Elle entraîne son admirateur à travers bois jusqu'à
un hôtel isolé où se tiennent les assises d'un grand
congrès féministe. Commence alors un périple qui
amène Marcello à rencontrer différentes femmes,
une femme plutôt mûre qui le malmène jusqu'aux derniers
outrages, son épouse, quelques dames qui ont fasciné son
enfance et son adolescence. Ce périple débouche sur un
tribunal révolutionnaire féminin qui siège dans
des locaux insolites faisant fonction de vestiaires pour sportifs. Là,
des hommes gladiateurs se préparent à quelque combat décisif.
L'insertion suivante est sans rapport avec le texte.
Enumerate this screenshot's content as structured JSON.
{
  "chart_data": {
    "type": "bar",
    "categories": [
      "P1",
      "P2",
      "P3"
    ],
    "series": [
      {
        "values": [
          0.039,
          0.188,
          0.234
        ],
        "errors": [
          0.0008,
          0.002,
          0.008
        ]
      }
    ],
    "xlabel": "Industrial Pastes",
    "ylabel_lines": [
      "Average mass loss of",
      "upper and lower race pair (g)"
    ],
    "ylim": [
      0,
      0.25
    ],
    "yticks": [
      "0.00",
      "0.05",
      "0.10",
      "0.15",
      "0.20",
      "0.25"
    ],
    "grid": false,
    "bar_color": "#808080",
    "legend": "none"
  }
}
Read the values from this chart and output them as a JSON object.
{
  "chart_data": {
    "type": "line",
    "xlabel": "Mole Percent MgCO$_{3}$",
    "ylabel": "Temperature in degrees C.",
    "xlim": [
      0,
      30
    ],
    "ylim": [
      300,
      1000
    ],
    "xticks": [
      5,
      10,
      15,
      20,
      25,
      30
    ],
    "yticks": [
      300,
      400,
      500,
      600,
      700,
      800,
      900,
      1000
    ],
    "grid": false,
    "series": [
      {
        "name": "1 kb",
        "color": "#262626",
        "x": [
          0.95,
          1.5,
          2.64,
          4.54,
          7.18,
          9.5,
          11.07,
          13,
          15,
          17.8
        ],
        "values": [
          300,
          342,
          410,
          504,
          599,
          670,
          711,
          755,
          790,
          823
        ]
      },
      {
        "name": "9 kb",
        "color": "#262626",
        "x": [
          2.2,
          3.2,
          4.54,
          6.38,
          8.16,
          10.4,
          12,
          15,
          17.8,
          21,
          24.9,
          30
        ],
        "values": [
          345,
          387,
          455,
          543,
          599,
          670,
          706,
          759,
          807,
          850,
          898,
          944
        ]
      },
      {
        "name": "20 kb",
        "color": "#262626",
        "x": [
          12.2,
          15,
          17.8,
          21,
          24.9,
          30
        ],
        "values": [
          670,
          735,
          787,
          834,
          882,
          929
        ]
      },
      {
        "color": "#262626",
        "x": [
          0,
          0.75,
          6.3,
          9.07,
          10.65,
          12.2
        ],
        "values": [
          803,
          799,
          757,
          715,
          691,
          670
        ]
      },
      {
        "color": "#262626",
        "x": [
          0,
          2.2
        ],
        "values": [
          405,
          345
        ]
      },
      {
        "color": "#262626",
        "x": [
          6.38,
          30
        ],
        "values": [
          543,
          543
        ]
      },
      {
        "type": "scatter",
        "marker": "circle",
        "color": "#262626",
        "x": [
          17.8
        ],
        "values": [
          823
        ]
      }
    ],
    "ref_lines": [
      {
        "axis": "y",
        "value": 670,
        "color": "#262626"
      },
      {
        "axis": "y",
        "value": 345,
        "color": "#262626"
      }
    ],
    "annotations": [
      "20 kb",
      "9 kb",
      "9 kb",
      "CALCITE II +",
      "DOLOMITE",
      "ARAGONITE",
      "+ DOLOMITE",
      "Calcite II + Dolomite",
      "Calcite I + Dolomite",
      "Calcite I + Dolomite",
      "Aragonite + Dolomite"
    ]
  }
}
Marcello, accusé est conduit sur un ring immense entouré
de gradins où une assistance féminine en délire
l'apostrophe. Il prend la fuite…Marcello se retrouve alors dans
le compartiment du train où il a rêvé toutes ces
aventures...
« On a un peu le sentiment ici d’un cinéma en vase
clos, replié sur ses obsessions. Mais elles sont spectaculaires
et, à travers l’univers fellinien labyrinthique, elles
évoquent une époque précise : les années
d’or du féminisme, qui venait déstabiliser les mâles
de la planète. Tel est Snaporaz, insatiable admirateur du beau
sexe, mystérieusement invité dans un congrès de
furies décidées à interdire la pénétration
et les autres violences machistes. Cette foire-expo de créatures
semble d’abord fantaisiste. Mais très vite, c’est
le procès de Snaporaz et à travers lui, de Fellini lui-même,
qui est instruit. L’homme est sur le gril, même le château
du « docteur Grophalus » est assiégé. Le numéro
de « music hall névrotique » de Fellini est, en vérité,
miné par la gravité, le doute. Et Snaporaz s’accroche
au sien, pendant que son épouse lui reproche de garder ses chaussettes
au lit et de continuer qu’il existe une femme unique, idéale.